Машина, сигналя, протиснулась сквозь толпу, и тут я увидел, что избивают старика подметальщика из нашего квартала. Я спросил — за что. Оказывается, закончив работу, бедняга вымылся под колонкой, сменил одежду и, взяв ведро и сунув под мышку метлу, пошел домой. На нем была клетчатая безрукавка, мокрые волосы тщательно расчесаны. С ним был внук — мальчик лет девяти. Оба красивые, стройные. И вдруг старик кого-то нечаянно задел — в толпе это не мудрено. Тут все и началось. Мальчик плакал, просил: «Не бейте дедушку!» Старик оправдывался, умоляюще сложив руки: «Я не видел, не заметил. Простите меня». Из глаз несчастного текли слезы, бороду заливала кровь. Но его мольбы лишь распаляли гнев сторонников ненасилия.

Затеять ссору с ними я не мог, поэтому решил взять подметальщика в машину и тем самым показать, что не принадлежу к числу фанатиков. Колика догадалась о моем решении и схватила меня за руку:

— Что ты? Ведь он подметальщик.

— Ну и пусть, — ответил я, — неужели за это его надо бить?
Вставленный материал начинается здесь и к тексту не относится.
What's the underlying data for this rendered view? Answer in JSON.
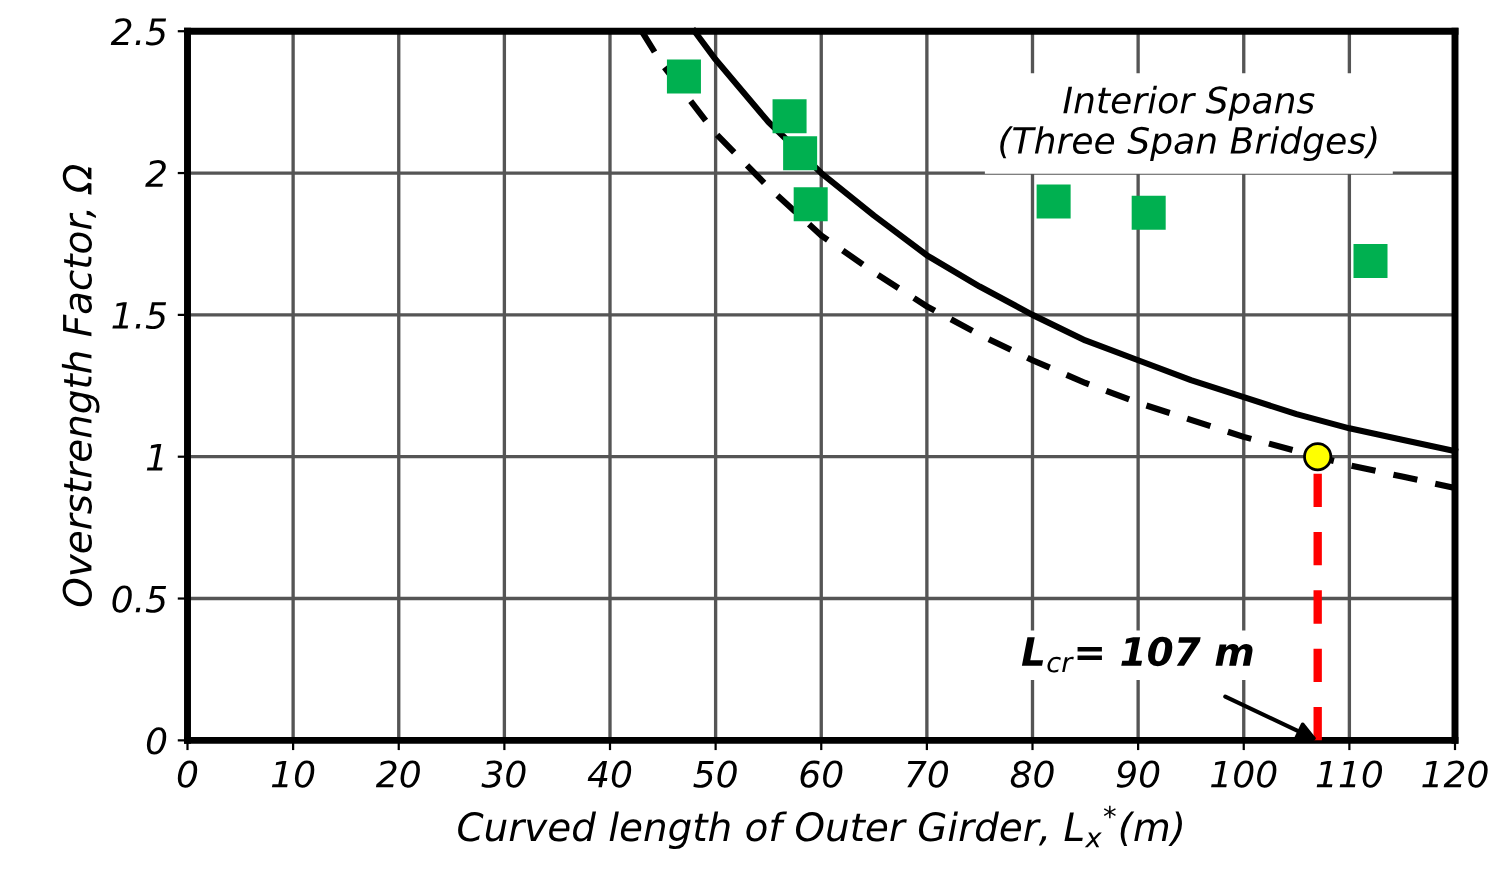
{
  "chart_data": {
    "type": "line",
    "xlabel": "Curved length of Outer Girder, L$_{x}$$^{*}$(m)",
    "ylabel": "Overstrength Factor, Ω",
    "xlim": [
      0,
      120
    ],
    "ylim": [
      0,
      2.5
    ],
    "xticks": [
      0,
      10,
      20,
      30,
      40,
      50,
      60,
      70,
      80,
      90,
      100,
      110,
      120
    ],
    "yticks": [
      0,
      0.5,
      1,
      1.5,
      2,
      2.5
    ],
    "grid": true,
    "legend": false,
    "series": [
      {
        "color": "#000000",
        "line_style": "solid",
        "marker": "none",
        "x": [
          48,
          50,
          55,
          60,
          65,
          70,
          75,
          80,
          85,
          90,
          95,
          100,
          105,
          110,
          115,
          120
        ],
        "values": [
          2.5,
          2.4,
          2.18,
          2.0,
          1.85,
          1.71,
          1.6,
          1.5,
          1.41,
          1.34,
          1.27,
          1.21,
          1.15,
          1.1,
          1.06,
          1.02
        ]
      },
      {
        "color": "#000000",
        "line_style": "dashed",
        "marker": "none",
        "x": [
          43,
          45,
          50,
          55,
          60,
          65,
          70,
          75,
          80,
          85,
          90,
          95,
          100,
          107,
          110,
          115,
          120
        ],
        "values": [
          2.5,
          2.38,
          2.14,
          1.95,
          1.78,
          1.65,
          1.53,
          1.43,
          1.34,
          1.26,
          1.19,
          1.13,
          1.07,
          1.0,
          0.97,
          0.93,
          0.89
        ]
      },
      {
        "type": "scatter",
        "color": "#00b050",
        "marker": "square",
        "x": [
          47,
          57,
          58,
          59,
          82,
          91,
          112
        ],
        "values": [
          2.34,
          2.2,
          2.07,
          1.89,
          1.9,
          1.86,
          1.69
        ]
      },
      {
        "color": "#ff0000",
        "line_style": "dashed",
        "marker": "none",
        "x": [
          107,
          107
        ],
        "values": [
          0,
          1
        ]
      },
      {
        "type": "scatter",
        "color": "#ffff00",
        "marker": "circle",
        "x": [
          107
        ],
        "values": [
          1
        ]
      }
    ],
    "annotations": [
      "Interior Spans\n(Three Span Bridges)",
      {
        "text": "L$_{cr}$= 107 m",
        "x": 107,
        "y": 0
      }
    ]
  }
}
— Он сам виноват, — не унималась жена, — мог бы идти по краю улицы, ничего бы с ним не случилось.

— Говори, что хочешь, а я возьму его в машину.

— Тогда я выйду, — заявила Колика, — не могу же я ехать с подметальщиком. Пускай бы еще с чистильщиком, это другое дело, а с подметальщиком — уволь!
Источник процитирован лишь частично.